5. A method for preparing the carboxylesterase mutant of claim 1, characterized in that, The method includes the following steps: (1) Insert the nucleic acid sequence SEQ ID NO.2 of the carboxylesterase into the plasmid to obtain a recombinant plasmid. Using the recombinant plasmid as a template, perform site-directed saturation mutagenesis on any one or at least two combinations of the 232nd, 234th, 235th and 391st sites of the carboxylesterase. The nucleic acid sequence of the primer for the 232nd site mutation includes the sequences shown in SEQ ID NO.3 and SEQ ID NO.4, the nucleic acid sequence of the primer for the 234th site mutation includes the sequences shown in SEQ ID NO.5 and SEQ ID NO.6, the nucleic acid sequence of the primer for the 235th site mutation includes the sequences shown in SEQ ID NO.7 and SEQ ID NO.8, and the nucleic acid sequence of the primer for the 391st site mutation includes the sequences shown in SEQ ID NO.9 and SEQ ID NO.

10. (2) The mutant plasmid obtained in step (1) is transformed into the host bacteria, cultured and purified to obtain the carboxylesterase mutant.

6. The method for preparing a carboxylesterase mutant according to claim 5, characterized in that, The plasmid is pET28a(+).

7. The method for preparing a carboxylesterase mutant according to claim 5, characterized in that, The host bacteria are Escherichia coli, Pichia pastoris, or Bacillus subtilis.

8. The application of the carboxylesterase mutant according to claim 1 in catalytic hydrolysis reactions.

9. The application according to claim 8, characterized in that, The substrate for the hydrolysis reaction is an ester or an amide.

10. The application according to claim 9, characterized in that, The substrate for the hydrolysis reaction is methyl 3-cyclohexene-1-carboxylic acid.

11. A method for preparing (S)-3-cyclohexene-1-carboxylic acid, characterized in that, The preparation method includes: Water, phosphate buffer, methyl 3-cyclohexene-1-carboxylate, and the carboxylesterase mutant of claim 1 were mixed and reacted. After the reaction was completed, the product was purified to obtain (S)-3-cyclohexene-1-carboxylic acid.

12. The method for preparing (S)-3-cyclohexene-1-carboxylic acid according to claim 11, characterized in that, The reaction is carried out at a temperature of 25-30°C for 6-24 hours.

13. The method for preparing (S)-3-cyclohexene-1-carboxylic acid according to claim 11, characterized in that, The pH of the reaction is 8.5 to 9.

0.

14. The method for preparing (S)-3-cyclohexene-1-carboxylic acid according to claim 11, characterized in that, The mass concentration of the methyl 3-cyclohexene-1-carboxylic acid is 3% to 20%.

15. The method for preparing (S)-3-cyclohexene-1-carboxylic acid according to claim 11, characterized in that, The phosphate concentration in the phosphate buffer solution is 5 mM to 200 mM.

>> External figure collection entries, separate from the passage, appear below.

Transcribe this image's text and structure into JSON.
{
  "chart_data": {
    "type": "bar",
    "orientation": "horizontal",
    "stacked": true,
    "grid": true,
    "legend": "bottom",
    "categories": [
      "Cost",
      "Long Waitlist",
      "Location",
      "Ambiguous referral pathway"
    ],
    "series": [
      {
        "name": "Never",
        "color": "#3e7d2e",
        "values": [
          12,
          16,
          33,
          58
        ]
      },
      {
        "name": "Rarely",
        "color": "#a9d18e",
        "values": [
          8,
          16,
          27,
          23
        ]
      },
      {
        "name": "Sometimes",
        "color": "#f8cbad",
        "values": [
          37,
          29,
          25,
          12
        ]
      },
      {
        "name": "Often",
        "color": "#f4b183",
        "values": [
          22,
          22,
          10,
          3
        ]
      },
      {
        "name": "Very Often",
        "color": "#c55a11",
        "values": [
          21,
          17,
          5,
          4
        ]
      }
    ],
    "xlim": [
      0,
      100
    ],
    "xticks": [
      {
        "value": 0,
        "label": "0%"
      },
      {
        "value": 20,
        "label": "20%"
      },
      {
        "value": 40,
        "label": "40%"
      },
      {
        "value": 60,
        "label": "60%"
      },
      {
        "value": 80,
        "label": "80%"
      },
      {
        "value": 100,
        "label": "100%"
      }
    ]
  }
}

16. The method for preparing (S)-3-cyclohexene-1-carboxylic acid according to claim 11, characterized in that, The phosphate is disodium hydrogen phosphate.

17. The method for preparing (S)-3-cyclohexene-1-carboxylic acid according to claim 11, characterized in that, The amount of the carboxylesterase mutant used is 1% to 30% of the weight of methyl 3-cyclohexene-1-carboxylate.